Romantic comedy manages to make Armageddon look sweet and quirky

By L. Thompson Jun 22, 2012 2:30 AMTags
Seeking a Friend for the End of the WorldFocus Features

Review in a Hurry: In the last few days before an asteroid is scheduled to hit the Earth and destroy all life, Steve Carell and Keira Knightley—having both recently broken up with significant others—go on a road trip together. You can probably guess what happens. It can be quite funny when they encounter crazies, but the earnest parts are a killer, and may elicit more groans than laughs overall.

The Bigger Picture: The movie opens with a radio broadcast informing us that our last hope, a space shuttle named Deliverance, has failed in its mission to stop the giant space rock. That shuttle name gives you an idea of the sense of humor here: yes, it was meant to "deliver" humanity, but in point of fact it ended up doing to the world metaphorically the same thing that famously got done to Ned Beatty in the movie of that same name.

No Bruce Willis types are going to save the world here. Instead, people quit their jobs en masse, get drunk 24/7, swap wives, have parties where heroin is passed around, talk back to their families...it's not unlike the '70s in many ways. Only the imminent death isn't just a nuclear possibility, but a 100% mass certainty. And Steve Carell's Dodge just kinda sits around moping, because that's how he is. He does get his face covered in spider bites at one point, but the swelling goes down incredibly fast. Perhaps this what life would have been like for Arthur Dent in The Hitchhiker's Guide to the Galaxy, had he not been whisked away by aliens in time.

Penny (Knightley) is his flaky stoner neighbor, who enters his apartment in search of company with the line, "I won't steal anything if you don't rape me." When riots break out one night, and they make a break for safety, the two find themselves thrown together on a journey. She'll help him find his long-lost high-school flame, provided that after that, they go visit a friend of his with a plane, so Penny can get back to England and reunite with her family. We learn she's quirky because she still likes vinyl records, and he's dorky because he wears sweaters.

Along the way, they find themselves essentially entering unrelated comedy skits: Rob Corddry yelling gleefully at his family while airing grievances without restraint, T.J. Miller as a doped-up waiter in a T.G.I. Friday's-type chain that's become a rave, and a creepy trucker who isn't what he seems.
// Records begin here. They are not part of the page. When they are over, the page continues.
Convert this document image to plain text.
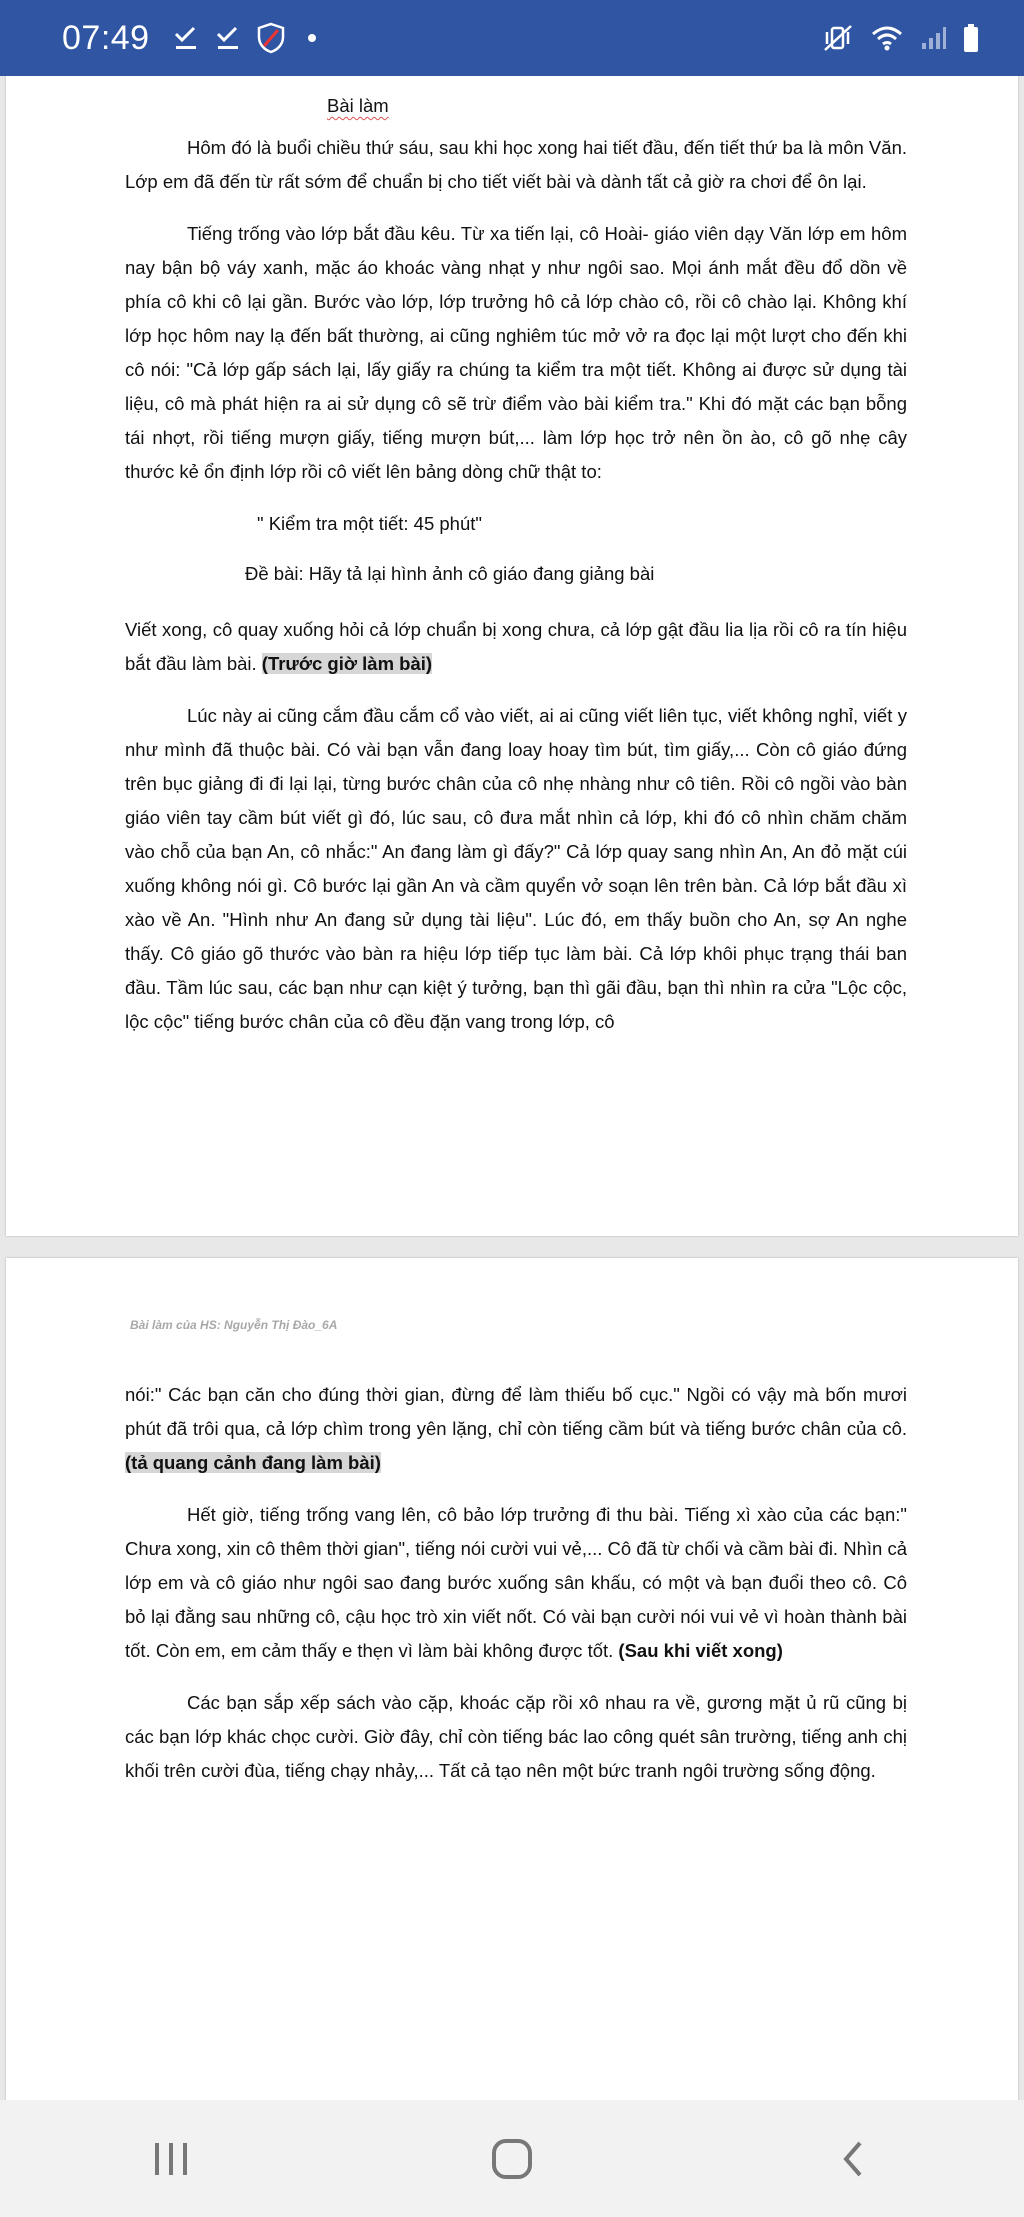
07:49
Bài làm

Hôm đó là buổi chiều thứ sáu, sau khi học xong hai tiết đầu, đến tiết thứ ba là môn Văn. Lớp em đã đến từ rất sớm để chuẩn bị cho tiết viết bài và dành tất cả giờ ra chơi để ôn lại.

Tiếng trống vào lớp bắt đầu kêu. Từ xa tiến lại, cô Hoài- giáo viên dạy Văn lớp em hôm nay bận bộ váy xanh, mặc áo khoác vàng nhạt y như ngôi sao. Mọi ánh mắt đều đổ dồn về phía cô khi cô lại gần. Bước vào lớp, lớp trưởng hô cả lớp chào cô, rồi cô chào lại. Không khí lớp học hôm nay lạ đến bất thường, ai cũng nghiêm túc mở vở ra đọc lại một lượt cho đến khi cô nói: "Cả lớp gấp sách lại, lấy giấy ra chúng ta kiểm tra một tiết. Không ai được sử dụng tài liệu, cô mà phát hiện ra ai sử dụng cô sẽ trừ điểm vào bài kiểm tra." Khi đó mặt các bạn bỗng tái nhợt, rồi tiếng mượn giấy, tiếng mượn bút,... làm lớp học trở nên ồn ào, cô gõ nhẹ cây thước kẻ ổn định lớp rồi cô viết lên bảng dòng chữ thật to:

" Kiểm tra một tiết: 45 phút"
Đề bài: Hãy tả lại hình ảnh cô giáo đang giảng bài

Viết xong, cô quay xuống hỏi cả lớp chuẩn bị xong chưa, cả lớp gật đầu lia lịa rồi cô ra tín hiệu bắt đầu làm bài. (Trước giờ làm bài)

Lúc này ai cũng cắm đầu cắm cổ vào viết, ai ai cũng viết liên tục, viết không nghỉ, viết y như mình đã thuộc bài. Có vài bạn vẫn đang loay hoay tìm bút, tìm giấy,... Còn cô giáo đứng trên bục giảng đi đi lại lại, từng bước chân của cô nhẹ nhàng như cô tiên. Rồi cô ngồi vào bàn giáo viên tay cầm bút viết gì đó, lúc sau, cô đưa mắt nhìn cả lớp, khi đó cô nhìn chăm chăm vào chỗ của bạn An, cô nhắc:" An đang làm gì đấy?" Cả lớp quay sang nhìn An, An đỏ mặt cúi xuống không nói gì. Cô bước lại gần An và cầm quyển vở soạn lên trên bàn. Cả lớp bắt đầu xì xào về An. "Hình như An đang sử dụng tài liệu". Lúc đó, em thấy buồn cho An, sợ An nghe thấy. Cô giáo gõ thước vào bàn ra hiệu lớp tiếp tục làm bài. Cả lớp khôi phục trạng thái ban đầu. Tầm lúc sau, các bạn như cạn kiệt ý tưởng, bạn thì gãi đầu, bạn thì nhìn ra cửa "Lộc cộc, lộc cộc" tiếng bước chân của cô đều đặn vang trong lớp, cô

Bài làm của HS: Nguyễn Thị Đào_6A

nói:" Các bạn căn cho đúng thời gian, đừng để làm thiếu bố cục." Ngồi có vậy mà bốn mươi phút đã trôi qua, cả lớp chìm trong yên lặng, chỉ còn tiếng cầm bút và tiếng bước chân của cô. (tả quang cảnh đang làm bài)

Hết giờ, tiếng trống vang lên, cô bảo lớp trưởng đi thu bài. Tiếng xì xào của các bạn:" Chưa xong, xin cô thêm thời gian", tiếng nói cười vui vẻ,... Cô đã từ chối và cầm bài đi. Nhìn cả lớp em và cô giáo như ngôi sao đang bước xuống sân khấu, có một và bạn đuổi theo cô. Cô bỏ lại đằng sau những cô, cậu học trò xin viết nốt. Có vài bạn cười nói vui vẻ vì hoàn thành bài tốt. Còn em, em cảm thấy e thẹn vì làm bài không được tốt. (Sau khi viết xong)

Các bạn sắp xếp sách vào cặp, khoác cặp rồi xô nhau ra về, gương mặt ủ rũ cũng bị các bạn lớp khác chọc cười. Giờ đây, chỉ còn tiếng bác lao công quét sân trường, tiếng anh chị khối trên cười đùa, tiếng chạy nhảy,... Tất cả tạo nên một bức tranh ngôi trường sống động.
These are the best parts of the film.

But writer director Lorene Scafaria would undoubtedly tell you that it's really about the main characters and their humanity, and this is where the movie's lacking. A patently obvious and sentimental "surprise" falls flat, and when Penny earnestly says, "I don't want to close my eyes," how can you not think of Aerosmith in Armageddon and laugh inappropriately?

This story has been told in serious fashion before—Don McKellar's Last Night is but the most notable recent version. Seeking a Friend's strength ought to be its oddball humor (Patton Oswalt also shows up), but in the end, it once again comes down to movie stars getting together because they can, not because the story feel true.

READ: Steve Carell Sends Off Princeton University Graduates: "You Should Have to Suffer!"

The 180—a Second Opinion: Spin City's Connie Britton gives an inspired performance as Corddry's hedonistic wife. Let's see her in some more movies, please.